Durante toda a última quarta-feira (10), o ministro Luiz Fux, da Primeira Turma do STF (Supremo Tribunal Federal), proferiu por mais de 13 horas seu voto pela absolvição completa do ex-presidente Jair Bolsonaro (PL) e outros cinco réus de todos os crimes aos quais foram denunciados pela PGR (Procuradoria-Geral da República).
O magistrado optou pela condenação apenas do tenente-coronel Mauro Cid e do general Walter Braga Netto pelo crime de tentativa de abolição do Estado Democrático de Direito.
Consolidado como um dos mais longos votos da história do STF, a fala de Fux virou motivo de comemoração por parte de aliados do ex-presidente, que depositam suas esperanças numa possível redução de pena e também nos embargos infringentes que talvez possam ser apresentados pela defesa de Bolsonaro.
Ao final da sessão, por exemplo, Celso Vilardi, que integra a equipe de advogados do ex-mandatário disse que o magistrado “acolheu na íntegra a tese da defesa”.
“Evidentemente que nós entendemos que é um voto absolutamente técnico e que abordou a prova de uma forma exaustiva. Eu, pessoalmente, fiquei muito feliz com os reconhecimentos das preliminares porque em algum momento me pareceu que as preliminares que nós levantamos como o acesso das defesas, que isso era um tema menor”, afirmou em conversa com jornalistas.

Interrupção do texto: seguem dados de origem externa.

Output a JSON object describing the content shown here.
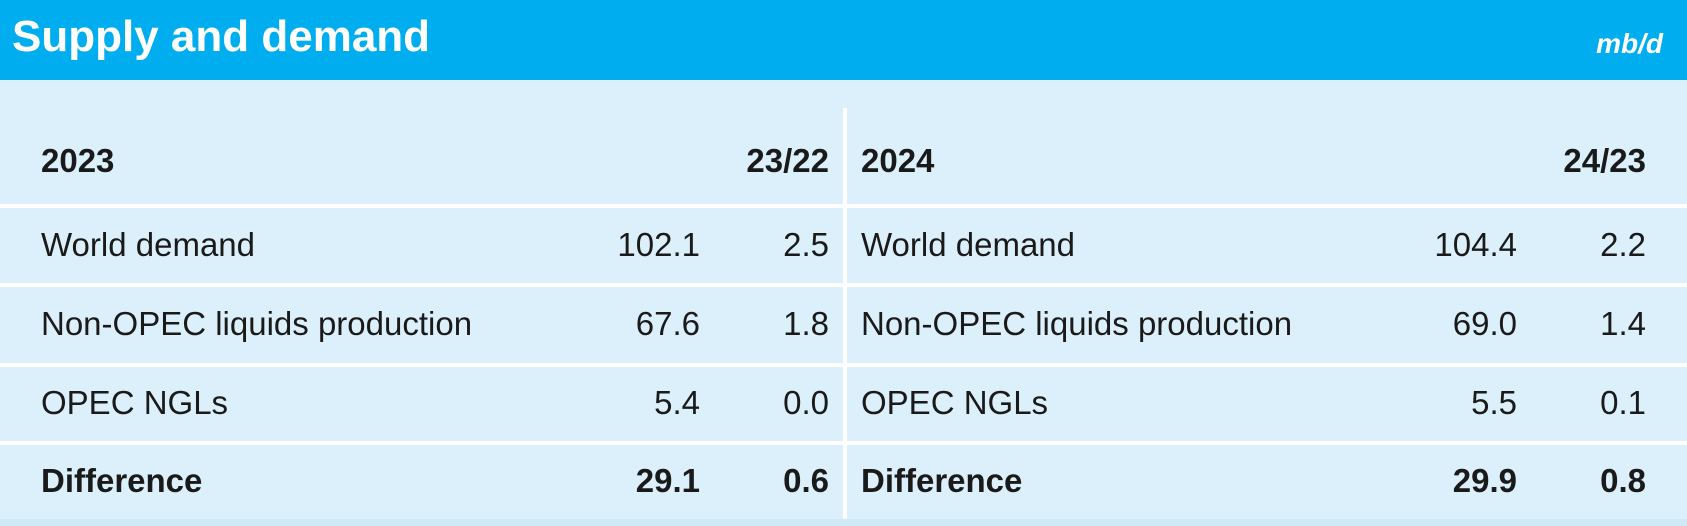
{
  "header": {
    "title": "Supply and demand",
    "unit": "mb/d"
  },
  "tables": [
    {
      "year": "2023",
      "change_label": "23/22",
      "rows": [
        [
          "World demand",
          "102.1",
          "2.5"
        ],
        [
          "Non-OPEC liquids production",
          "67.6",
          "1.8"
        ],
        [
          "OPEC NGLs",
          "5.4",
          "0.0"
        ],
        [
          "Difference",
          "29.1",
          "0.6"
        ]
      ]
    },
    {
      "year": "2024",
      "change_label": "24/23",
      "rows": [
        [
          "World demand",
          "104.4",
          "2.2"
        ],
        [
          "Non-OPEC liquids production",
          "69.0",
          "1.4"
        ],
        [
          "OPEC NGLs",
          "5.5",
          "0.1"
        ],
        [
          "Difference",
          "29.9",
          "0.8"
        ]
      ]
    }
  ]
}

No entender da advogada e professora de direito penal da FGV (Fundação Getulio Vargas), Luísa Ferreira, o voto de Fux pode, sim, pavimentar a tese dos advogados do ex-presidente, mas pondera que o maior impacto pode acontecer no longo prazo.
No curto prazo, a defesa pode apresentar — se houver dois votos pela absolvição — os embargos infringentes, que ampliam as chances de revisão do julgamento.

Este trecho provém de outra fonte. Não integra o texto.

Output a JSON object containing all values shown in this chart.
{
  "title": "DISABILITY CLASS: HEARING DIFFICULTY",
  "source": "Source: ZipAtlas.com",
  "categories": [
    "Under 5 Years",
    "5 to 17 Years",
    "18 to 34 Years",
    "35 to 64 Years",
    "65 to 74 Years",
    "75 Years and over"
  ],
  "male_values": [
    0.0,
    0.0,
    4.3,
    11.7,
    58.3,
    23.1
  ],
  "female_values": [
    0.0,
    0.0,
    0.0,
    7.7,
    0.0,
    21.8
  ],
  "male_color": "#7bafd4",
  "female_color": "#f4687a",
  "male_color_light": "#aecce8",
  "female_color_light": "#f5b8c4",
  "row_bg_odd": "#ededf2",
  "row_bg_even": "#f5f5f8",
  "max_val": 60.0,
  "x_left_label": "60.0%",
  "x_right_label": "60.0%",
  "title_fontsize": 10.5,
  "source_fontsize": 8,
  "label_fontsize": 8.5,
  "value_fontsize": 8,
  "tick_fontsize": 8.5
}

Segundo um precedente estabelecido em 2018, no julgamento do ex-prefeito de São Paulo Paulo Maluf, é indispensável que as divergências estejam ligadas diretamente à condenação ou à absolvição e não a aspectos secundários, como a dosimetria da pena. Sem essa condição, a defesa não consegue acionar o recurso.
Ainda restam votar a ministra Carmen Lúcia e o ministro presidente da Primeira Turma, Cristiano Zanin. Caso os dois optem pela condenação, os advogados de Bolsonaro e dos outros réus absolvidos por Fux, poderão recorrer somente com os embargos declaratórios — que servem para esclarecer pontos de decisão, sem possibilidade de alteração do resultado.
“Se não tiverem outras absolvições e o STF não mudar o seu entendimento, o voto de Fux não permite embargos infringentes. Para o futuro, contudo, obviamente, isso pode, de alguma forma, pavimentar uma virada”, avalia a professora.
Durante sua fala, Fux votou pela incompetência absoluta do Supremo para julgar o caso. No entender de Luísa, essa é uma questão que pode ganhar força e voltar à tona, dependendo dos cenários político e jurídico que se estabelecerem nos próximos anos.
“Se mudam, muda o cenário político, tem outro presidente, tem outra composição do Supremo, que eventualmente poderia revisar essa questão. Eu acho que, nesse ponto, sim, ele pavimentaria uma revisão do julgamento, mas acho que mais no longo prazo. Eventualmente também poderia ajudar a pavimentar um recurso para a Corte Americana de Direitos Humanos, dizendo que houve ali violação de várias garantias”, explica.
O professor de Direito Constitucional da FGV Rubens Glezer diz que, em seu entender, o discurso do ministro não tem tanta “relevância jurídica” para Bolsonaro, mas sim para a política.
“É um voto que não faz tanta relevância jurídica para o ex-presidente, porque ele foi muito extremo, se descola demais das teses. Acho que tem um efeito muito mais político do que jurídico”, diz.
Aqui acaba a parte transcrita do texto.